Hay corredores que parecen volar, otros bailar, otros
desfilar, otros parecen avanzar como sentados sobre las piernas. Algunos dan
tan sólo la impresión de ir lo más rápido posible a donde acaban de llamarlos.
Emil, nada de todo eso.
Emil parece que
se encoja y desencoja como si cavara, como en trance. Lejos de los cánones
académicos y de cualquier prurito de elegancia, Emil avanza de manera pesada,
discontinua, torturada, a intermitencias. No oculta la violencia de su
esfuerzo, que se trasluce en su rostro crispado, tetanizado, gesticulante,
continuamente crispado por un rictus que resulta ingrato a la vista. Sus rasgos
se distorsionan, como desgarrados por un horrible sufrimiento, la lengua fuera
intermitentemente, como si tuviera un escorpión alojado en cada zapatilla de
deporte. Está como ausente cuando corre, tremendamente ausente, tan concentrado
que ni parece estar cuando está ahí más que nadie, y su cabeza, encogida entre
los hombros, sobre el cuello siempre inclinado hacia el mismo lado, se balancea
sin cesar, se bambolea y oscila de derecha a izquierda.
Puños cerrados, contorsionando caóticamente el tronco,
Emil hace también todo tipo de cosas con los brazos. Cuando todo el mundo os
dirá que se corre con los brazos. A fin de propulsar mejor el cuerpo, los
miembros superiores deben utilizarse para aligerar las piernas de su propio
peso: en las pruebas de fondo, el mínimo de movimientos con cabeza y brazos
mejora el rendimiento. Pues Emil hace exactamente lo contrario, parece correr
sin que le importen los brazos, cuya impulsión convulsiva arranca de demasiado
arriba, describiendo curiosos desplazamientos, a ratos alzados o proyectados
hacia atrás, colgando o abandonados a una absurda gesticulación, y sacude
también los hombros levantando exageradamente los codos como si transportase
una carga demasiado pesada. Mientras corre parece un boxeador luchando contra
su sombra, por lo que todo su cuerpo se asemeja a un mecanismo descompuesto,
dislocado, doloroso, salvo la armonía de sus piernas, que muerden y mastican la
pista con voracidad. En suma, no hace nada como los demás, que a veces piensan
que actúa atolondradamente.
Pero no todo es correr a su manera, resulta que
también hay que entrenarse. De modo que él también se entrena.

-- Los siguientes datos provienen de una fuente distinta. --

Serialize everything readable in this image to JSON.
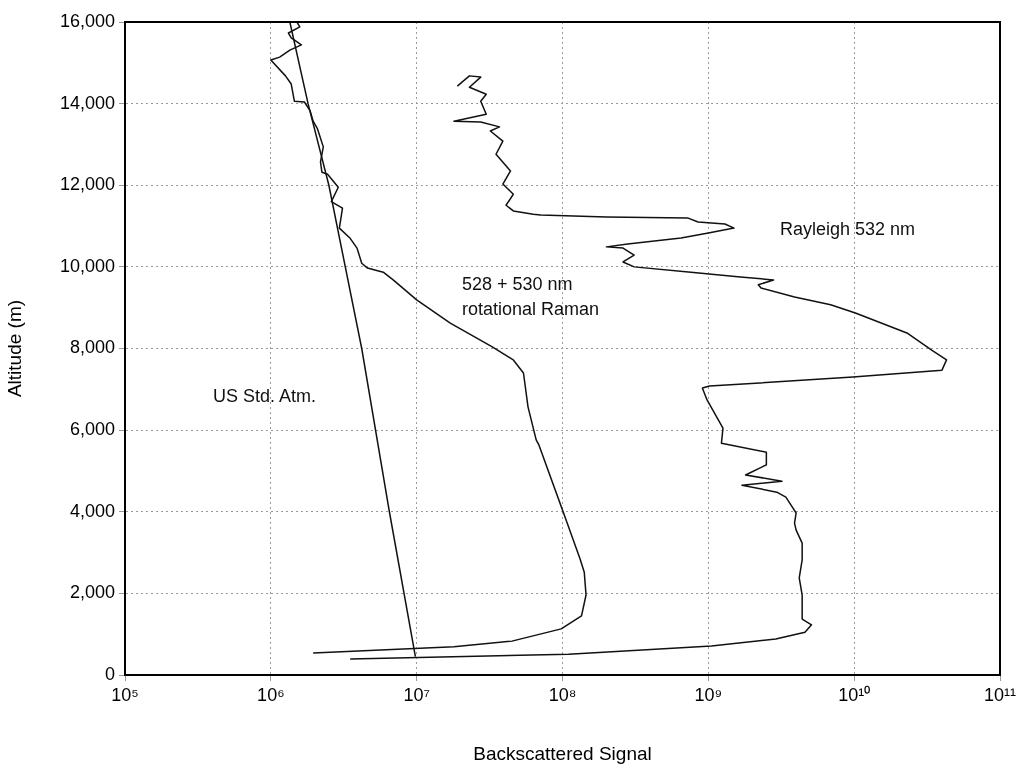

Sobre esa cuestión del entrenamiento, abundan las
teorías de todo el mundo. El sistema sueco, llamado a intervalos, consiste en
series de sprints alternados con pausas más o menos largas. El sistema
Gerschler preconiza el entrenamiento fraccionado, cronometrado en pista y a
ritmo relativamente lento. El sistema Olander prescribe un periodo de footing
con cambios de velocidad, pero en pista blanda y en un entorno natural. Emil ha
estudiado minuciosamente cada uno de estos métodos, y los ha asimilado uno tras
otro para condensarlos en uno solo, el método Emil, que no deja tampoco más que
un mínimo espacio a la pura cultura física.
Todas esas técnicas aconsejan por ejemplo pausas entre
los sprints, circuitos de facilidad intermedia que la mayoría realizan
caminando. Emil no, él prefiere correr entre dos esfuerzos, convencido de que
el organismo se habitúa de ese modo a descansar en plena carrera y, aun en un
estado de intenso cansancio, a mantener el ritmo adecuado.
Todas observan también el principio de mantener la
intensidad del esfuerzo a un nivel más bajo que el de la competición: mientras
uno se entrena, conviene escatimar las fuerzas que se necesitarán durante la
prueba. Emil opina, por el contrario, que es preciso entrenarse lo más
duramente posible, multiplicar los ejercicios trabajosos para que la carrera
resulte después más fácil.
A su juicio, ninguna de esas técnicas templa
suficientemente la voluntad, al aceptar que el corredor reduzca el ritmo cuando
siente que le flaquean las fuerzas. Emil no está nada de acuerdo con eso.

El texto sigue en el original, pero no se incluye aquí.